Key Facts
• June 30, BlackRock Japan reaffirmed its bullish stance on Japanese stocks.
• Japan’s economy is in a reflationary cycle, benefiting sectors like real estate.
• U.S. tariff policies may negatively impact global manufacturing industries.
• Reflationary stocks, including real estate and REITs, are gaining investor interest.
• AI and data center-related investments in manufacturing remain promising.
• Japanese firms strategically utilize cash flow for wages, investments, and dividends.
• Risks to Japanese stock growth include domestic political stability, U.S. tariffs, and long-term U.S. interest rates.
• Japan’s 30- and 40-year bond yields are closely tied to U.S. 30-year bond trends.
• BlackRock predicts potential U.S. interest rate cuts by Q4 2025 if inflation slows.
• Interview conducted on June 26, 2025.
Summary
BlackRock Japan maintains a positive outlook on Japanese stocks, citing the country’s transition to a reflationary economy.
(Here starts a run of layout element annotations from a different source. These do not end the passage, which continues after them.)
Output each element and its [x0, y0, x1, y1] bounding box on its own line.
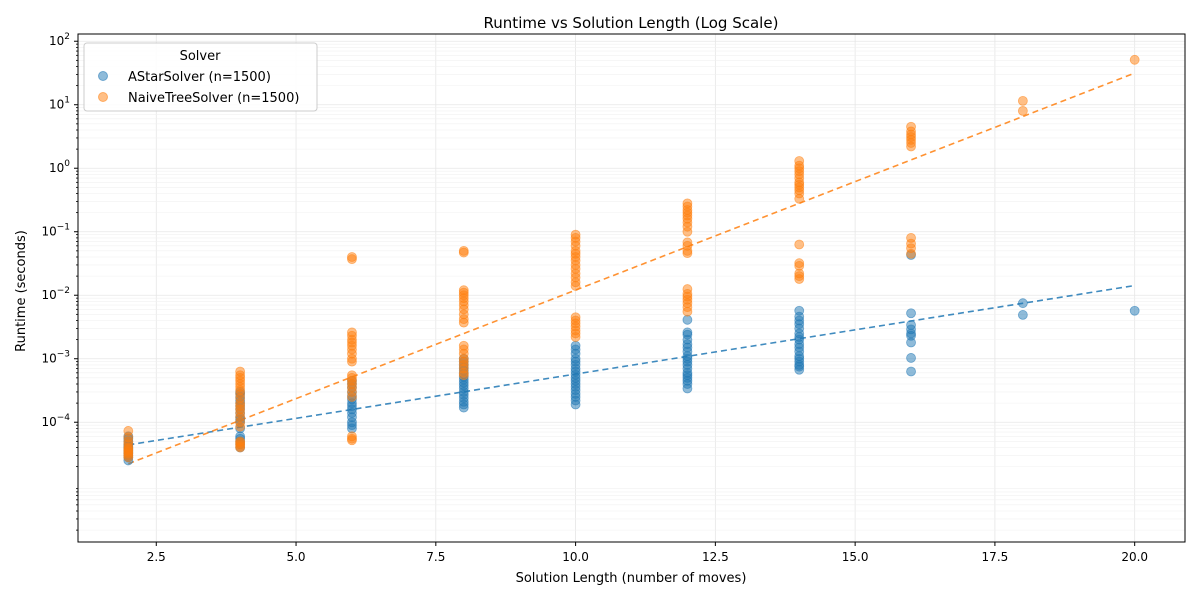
data-point-naive [794, 258, 805, 269]
y-tick-label: 10−3 [41, 350, 70, 366]
x-tick-label: 12.5 [702, 550, 729, 564]
data-point-naive [1017, 95, 1028, 106]
y-axis-label: Runtime (seconds) [14, 230, 29, 352]
data-point-naive [1129, 54, 1140, 65]
legend-marker-naive [98, 92, 108, 102]
data-point-astar [906, 366, 916, 377]
y-tick-label: 10−4 [41, 413, 70, 429]
data-point-astar [794, 305, 805, 316]
y-tick-base: 10 [41, 415, 56, 429]
data-point-naive [458, 285, 469, 296]
data-point-naive [682, 284, 693, 294]
y-tick-label: 10−2 [41, 286, 70, 302]
legend-marker-astar [98, 71, 108, 81]
y-tick-exponent: −4 [57, 413, 71, 423]
y-tick-base: 10 [49, 98, 64, 112]
x-tick-label: 2.5 [147, 550, 166, 564]
data-point-astar [906, 308, 916, 319]
y-tick-base: 10 [41, 225, 56, 239]
data-point-naive [906, 121, 916, 132]
data-point-naive [458, 245, 469, 256]
x-tick-label: 10.0 [562, 550, 589, 564]
chart-title: Runtime vs Solution Length (Log Scale) [484, 14, 779, 32]
data-point-naive [1017, 105, 1028, 116]
x-tick-label: 17.5 [982, 550, 1009, 564]
data-point-astar [570, 340, 581, 351]
data-point-naive [570, 312, 581, 323]
y-tick-exponent: 0 [64, 159, 70, 169]
data-point-astar [1017, 310, 1028, 320]
data-point-naive [235, 436, 246, 447]
legend-label-naive: NaiveTreeSolver (n=1500) [128, 91, 299, 106]
legend: Solver AStarSolver (n=1500) NaiveTreeSol… [83, 42, 318, 112]
y-tick-base: 10 [49, 34, 64, 48]
data-point-naive [570, 229, 581, 240]
y-tick-exponent: −2 [57, 286, 70, 296]
x-tick-label: 7.5 [426, 550, 445, 564]
x-axis-label: Solution Length (number of moves) [516, 571, 747, 586]
data-point-astar [906, 353, 916, 363]
y-tick-label: 102 [49, 32, 70, 48]
data-point-astar [1017, 298, 1028, 309]
y-tick-base: 10 [41, 288, 56, 302]
y-tick-base: 10 [41, 352, 56, 366]
data-point-naive [794, 156, 805, 166]
y-tick-label: 10−1 [41, 223, 70, 239]
y-tick-exponent: −3 [57, 350, 70, 360]
legend-box [83, 42, 318, 112]
data-point-naive [235, 366, 246, 377]
y-tick-exponent: −1 [57, 223, 70, 233]
data-point-naive [458, 340, 469, 351]
x-tick-label: 15.0 [842, 550, 869, 564]
legend-label-astar: AStarSolver (n=1500) [128, 70, 271, 85]
legend-title: Solver [180, 49, 222, 64]
y-tick-exponent: 1 [64, 96, 70, 106]
data-point-naive [794, 239, 805, 250]
data-point-naive [347, 252, 357, 262]
x-tick-label: 5.0 [286, 550, 305, 564]
data-point-naive [123, 426, 134, 436]
data-point-naive [682, 198, 693, 209]
y-tick-label: 100 [49, 159, 70, 175]
x-axis-ticks: 2.5 5.0 7.5 10.0 12.5 15.0 17.5 20.0 [147, 542, 1148, 564]
y-tick-base: 10 [49, 161, 64, 175]
data-point-astar [1129, 305, 1140, 316]
data-point-naive [906, 232, 916, 243]
data-point-naive [347, 327, 357, 338]
points-layer [123, 54, 1140, 466]
data-point-naive [682, 237, 693, 248]
data-point-astar [682, 314, 693, 325]
plot-frame [77, 33, 1186, 543]
x-tick-label: 20.0 [1121, 550, 1148, 564]
data-point-naive [347, 431, 357, 442]
y-tick-exponent: 2 [64, 32, 70, 42]
data-point-astar [906, 320, 916, 330]
data-point-astar [682, 327, 693, 338]
data-point-naive [347, 370, 357, 381]
y-tick-label: 101 [49, 96, 70, 112]
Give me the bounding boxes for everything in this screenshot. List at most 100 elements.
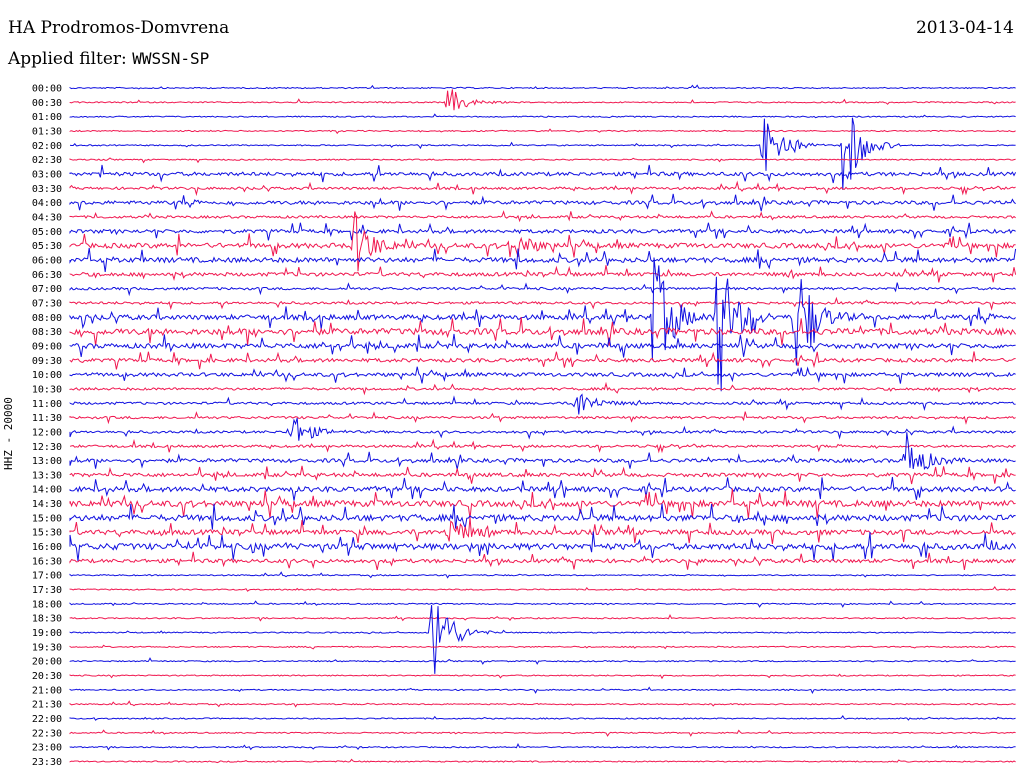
row-time-label: 10:30 [32, 384, 62, 395]
trace-line [69, 673, 1016, 680]
trace-line [69, 164, 1017, 184]
trace-line [69, 222, 1016, 241]
row-time-label: 23:00 [32, 743, 62, 754]
trace-line [69, 117, 1016, 190]
trace-line [69, 488, 1016, 519]
trace-line [69, 282, 1016, 297]
trace-line [69, 84, 1016, 90]
trace-line [69, 605, 1016, 674]
row-time-label: 07:30 [32, 298, 62, 309]
trace-line [69, 686, 1016, 695]
row-time-label: 16:30 [32, 556, 62, 567]
trace-line [69, 585, 1016, 592]
trace-line [69, 193, 1016, 212]
trace-line [69, 729, 1016, 737]
row-time-label: 16:00 [32, 542, 62, 553]
row-time-label: 05:30 [32, 241, 62, 252]
row-time-label: 02:00 [32, 141, 62, 152]
row-time-label: 14:00 [32, 485, 62, 496]
row-time-label: 12:30 [32, 442, 62, 453]
row-time-label: 11:00 [32, 399, 62, 410]
row-time-label: 19:30 [32, 642, 62, 653]
trace-line [69, 247, 1017, 272]
row-time-label: 06:30 [32, 270, 62, 281]
row-time-label: 23:30 [32, 757, 62, 768]
filter-label: Applied filter: [8, 49, 127, 69]
row-time-label: 20:30 [32, 671, 62, 682]
record-date: 2013-04-14 [915, 18, 1014, 38]
row-time-label: 08:00 [32, 313, 62, 324]
trace-line [69, 657, 1016, 665]
row-time-label: 15:00 [32, 513, 62, 524]
row-time-label: 09:30 [32, 356, 62, 367]
row-time-label: 08:30 [32, 327, 62, 338]
row-time-label: 09:00 [32, 341, 62, 352]
trace-line [69, 210, 1016, 223]
row-time-label: 15:30 [32, 528, 62, 539]
trace-line [69, 517, 1016, 544]
trace-line [69, 743, 1016, 751]
trace-line [69, 316, 1017, 346]
trace-line [69, 571, 1016, 579]
trace-line [69, 714, 1016, 721]
filter-value: WWSSN-SP [132, 49, 210, 68]
trace-line [69, 465, 1016, 485]
row-time-label: 17:00 [32, 571, 62, 582]
trace-line [69, 180, 1016, 197]
row-time-label: 22:30 [32, 728, 62, 739]
row-time-label: 02:30 [32, 155, 62, 166]
row-time-label: 19:00 [32, 628, 62, 639]
row-time-label: 04:00 [32, 198, 62, 209]
row-time-label: 18:30 [32, 614, 62, 625]
row-time-label: 00:30 [32, 98, 62, 109]
row-time-label: 21:30 [32, 700, 62, 711]
trace-line [69, 476, 1016, 501]
trace-line [69, 128, 1016, 135]
row-time-label: 21:00 [32, 685, 62, 696]
row-time-label: 01:30 [32, 126, 62, 137]
row-time-label: 18:00 [32, 599, 62, 610]
row-time-label: 00:00 [32, 84, 62, 95]
row-time-label: 06:00 [32, 255, 62, 266]
trace-line [69, 296, 1016, 311]
row-time-label: 07:00 [32, 284, 62, 295]
trace-line [69, 600, 1016, 608]
row-time-label: 17:30 [32, 585, 62, 596]
trace-line [69, 333, 1016, 358]
trace-line [69, 157, 1016, 164]
trace-line [69, 700, 1016, 708]
trace-line [69, 257, 1016, 392]
row-time-label: 05:00 [32, 227, 62, 238]
trace-line [69, 531, 1017, 562]
trace-line [69, 417, 1016, 441]
trace-line [69, 366, 1016, 384]
trace-line [69, 381, 1016, 396]
filter-caption: Applied filter: WWSSN-SP [8, 49, 209, 69]
trace-line [69, 758, 1016, 764]
row-time-label: 11:30 [32, 413, 62, 424]
trace-line [69, 89, 1016, 111]
row-time-label: 20:00 [32, 657, 62, 668]
row-time-label: 03:00 [32, 169, 62, 180]
trace-line [69, 503, 1016, 530]
trace-line [69, 551, 1016, 571]
trace-line [69, 211, 1016, 272]
row-time-label: 01:00 [32, 112, 62, 123]
row-time-label: 14:30 [32, 499, 62, 510]
trace-line [69, 432, 1016, 471]
row-time-label: 12:00 [32, 427, 62, 438]
trace-line [69, 393, 1016, 415]
station-title: HA Prodromos-Domvrena [8, 18, 230, 38]
row-time-label: 13:30 [32, 470, 62, 481]
row-time-label: 04:30 [32, 212, 62, 223]
trace-line [69, 438, 1016, 454]
trace-line [69, 113, 1016, 119]
row-time-label: 13:00 [32, 456, 62, 467]
row-time-label: 03:30 [32, 184, 62, 195]
trace-line [69, 644, 1016, 650]
trace-line [69, 351, 1016, 370]
trace-line [69, 411, 1016, 425]
trace-line [69, 265, 1017, 283]
row-time-label: 22:00 [32, 714, 62, 725]
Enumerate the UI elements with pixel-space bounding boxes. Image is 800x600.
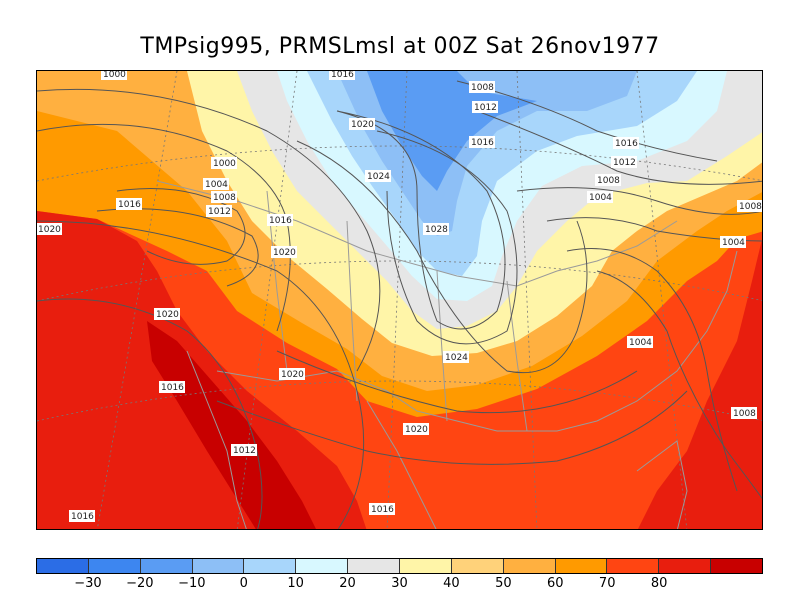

Key beneficiaries include real estate and REITs, which are gaining traction despite previous sensitivity to rising interest rates. The firm highlights strategic cash flow utilization by Japanese companies, a shift from past deflationary trends. However, three risks could impact market growth: domestic political stability, U.S. tariff policies, and long-term U.S. interest rates. While global manufacturing faces challenges from tariffs, sectors like AI and data centers show strong investment potential. BlackRock also notes that Japan’s bond yields are influenced by U.S. long-term interest rates, with potential ripple effects on the yield curve. The firm anticipates possible U.S. interest rate cuts by late 2025 if inflation moderates. The interview was conducted on June 26, 2025.